Goldschmidt 2013, Floransa, Italy, 25 - 30 August 2013, vol.77, no.5, pp.2378

  • Publication Type: Conference Paper / Summary Text
  • Volume: 77
  • City: Floransa
  • Country: Italy
  • Page Numbers: pp.2378
  • Istanbul University Affiliated: Yes


The Quaternary Tendürek Volcano is one of the largest eruption centers of the Eastern Anatolia with a summit elevation of 3538 m and a footprint area of 650 km2. It is a shield volcano consisting of lavas ranging in composition from tephrites through benmoreites/phonolites to trachytes.

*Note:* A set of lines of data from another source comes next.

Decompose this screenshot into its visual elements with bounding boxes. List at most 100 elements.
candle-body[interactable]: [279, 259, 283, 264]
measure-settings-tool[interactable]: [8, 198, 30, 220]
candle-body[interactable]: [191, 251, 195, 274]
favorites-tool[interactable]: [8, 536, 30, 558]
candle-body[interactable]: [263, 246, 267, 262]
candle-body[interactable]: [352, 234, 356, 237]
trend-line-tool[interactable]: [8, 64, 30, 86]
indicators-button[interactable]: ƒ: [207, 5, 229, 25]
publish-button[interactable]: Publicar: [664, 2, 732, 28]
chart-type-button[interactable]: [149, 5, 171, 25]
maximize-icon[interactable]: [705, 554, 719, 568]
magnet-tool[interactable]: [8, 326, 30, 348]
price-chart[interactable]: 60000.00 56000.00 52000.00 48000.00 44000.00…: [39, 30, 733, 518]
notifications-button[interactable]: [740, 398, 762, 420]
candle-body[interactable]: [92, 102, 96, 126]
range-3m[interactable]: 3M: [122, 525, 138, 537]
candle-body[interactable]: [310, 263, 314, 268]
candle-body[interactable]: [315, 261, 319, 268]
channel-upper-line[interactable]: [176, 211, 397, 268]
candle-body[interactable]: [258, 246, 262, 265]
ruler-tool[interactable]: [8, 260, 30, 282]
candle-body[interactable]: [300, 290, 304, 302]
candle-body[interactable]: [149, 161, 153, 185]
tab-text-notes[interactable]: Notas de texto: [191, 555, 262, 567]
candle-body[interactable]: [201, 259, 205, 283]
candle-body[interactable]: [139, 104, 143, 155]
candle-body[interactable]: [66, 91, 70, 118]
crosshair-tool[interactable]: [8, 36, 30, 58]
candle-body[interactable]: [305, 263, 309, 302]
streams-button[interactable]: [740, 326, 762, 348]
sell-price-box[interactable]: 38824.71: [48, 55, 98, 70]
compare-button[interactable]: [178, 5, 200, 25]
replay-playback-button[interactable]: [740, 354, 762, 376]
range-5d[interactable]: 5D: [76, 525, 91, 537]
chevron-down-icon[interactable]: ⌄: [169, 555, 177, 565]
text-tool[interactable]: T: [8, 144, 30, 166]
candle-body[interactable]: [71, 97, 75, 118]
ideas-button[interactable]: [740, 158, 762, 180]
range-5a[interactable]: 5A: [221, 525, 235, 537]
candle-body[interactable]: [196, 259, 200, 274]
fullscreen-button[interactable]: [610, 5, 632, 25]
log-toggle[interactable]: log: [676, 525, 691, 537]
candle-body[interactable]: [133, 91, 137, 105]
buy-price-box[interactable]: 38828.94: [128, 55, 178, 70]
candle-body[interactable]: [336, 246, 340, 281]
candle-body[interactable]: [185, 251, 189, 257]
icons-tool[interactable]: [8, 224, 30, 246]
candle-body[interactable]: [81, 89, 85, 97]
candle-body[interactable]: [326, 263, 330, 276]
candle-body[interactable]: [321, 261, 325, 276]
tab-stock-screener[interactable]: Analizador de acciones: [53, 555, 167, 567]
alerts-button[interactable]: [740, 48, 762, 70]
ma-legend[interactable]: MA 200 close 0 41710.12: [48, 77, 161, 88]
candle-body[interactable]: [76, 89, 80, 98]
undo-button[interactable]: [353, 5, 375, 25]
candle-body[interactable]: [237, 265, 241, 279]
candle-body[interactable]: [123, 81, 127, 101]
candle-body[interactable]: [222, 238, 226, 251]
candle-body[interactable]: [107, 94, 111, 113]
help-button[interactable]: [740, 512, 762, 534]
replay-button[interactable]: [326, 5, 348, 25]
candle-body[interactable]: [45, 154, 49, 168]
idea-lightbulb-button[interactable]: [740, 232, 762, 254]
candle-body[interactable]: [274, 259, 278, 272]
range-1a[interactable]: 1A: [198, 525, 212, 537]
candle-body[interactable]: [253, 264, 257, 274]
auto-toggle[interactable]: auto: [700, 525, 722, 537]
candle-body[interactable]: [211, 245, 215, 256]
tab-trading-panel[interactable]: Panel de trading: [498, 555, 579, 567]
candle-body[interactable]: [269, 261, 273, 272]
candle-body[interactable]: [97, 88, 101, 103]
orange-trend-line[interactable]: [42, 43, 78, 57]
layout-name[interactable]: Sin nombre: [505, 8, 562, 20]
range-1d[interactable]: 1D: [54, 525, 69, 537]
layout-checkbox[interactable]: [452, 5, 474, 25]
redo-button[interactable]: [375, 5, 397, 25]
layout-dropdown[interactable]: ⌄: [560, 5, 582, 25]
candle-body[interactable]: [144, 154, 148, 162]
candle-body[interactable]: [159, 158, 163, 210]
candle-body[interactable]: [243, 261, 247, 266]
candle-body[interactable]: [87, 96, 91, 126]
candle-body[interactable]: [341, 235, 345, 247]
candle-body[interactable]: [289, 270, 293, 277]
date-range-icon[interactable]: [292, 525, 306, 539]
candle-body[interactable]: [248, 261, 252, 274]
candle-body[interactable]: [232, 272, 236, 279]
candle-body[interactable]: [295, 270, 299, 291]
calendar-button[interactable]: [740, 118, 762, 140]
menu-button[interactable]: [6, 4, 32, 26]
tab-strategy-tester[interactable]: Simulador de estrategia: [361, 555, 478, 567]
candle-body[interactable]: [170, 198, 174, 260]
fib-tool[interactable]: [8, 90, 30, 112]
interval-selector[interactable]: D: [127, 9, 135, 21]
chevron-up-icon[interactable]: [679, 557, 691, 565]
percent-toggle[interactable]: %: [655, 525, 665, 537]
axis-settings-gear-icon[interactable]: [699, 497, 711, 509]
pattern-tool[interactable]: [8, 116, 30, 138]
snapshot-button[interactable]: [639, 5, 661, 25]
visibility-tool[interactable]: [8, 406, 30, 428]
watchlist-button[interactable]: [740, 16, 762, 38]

The young volcanism of the region is thought to be related to the continent-continent collision taken place after the closure of the Neo-Tethys Ocean. The Tendürek volcano is of special importance, because it is one of the rare places in Eastern Anatolia where calc-alkaline and potassic alkaline volcanism coexisted.  Lavas of the Tendürek volcano are classified on the SiO2 versus K2O diagram as medium K / high K and shoshonitic series. Results of our FC, AFC and EC-AFC modelings indicate that the Tendürek lavas were influenced by crustal contamination and fractional crystallization. Medium to high potassic basalts, trachy-basalts, tephrites and basaltictrachyandesites basically follow a partial melting trend on La vs. La/Yb diagram in contrast to the trachy-andesites, phonotephrites, tephriphonolites, phonolites, and trachytes of the shoshonitic series aligning along a fractional crystallization trend. The high-SiO2 phonolitic lavas have a more pronounced enrichment in incompatible elements, such as Rb, Th, La and Nb, in comparison to those in the other shoshonitic rocks. The aforementioned differences in the chemical compositions of these two groups of shoshonitic rocks may reflect variations in the fractional crystallization process which involved clinopyroxene and plagioclase during the petrogenesis of the potassic rocks. According to our melting model, primitive magma of the Tendürek lavas were derived from mixing of the spinel and garnet peridotite melts with different melting degrees ranging between 1 - 3%.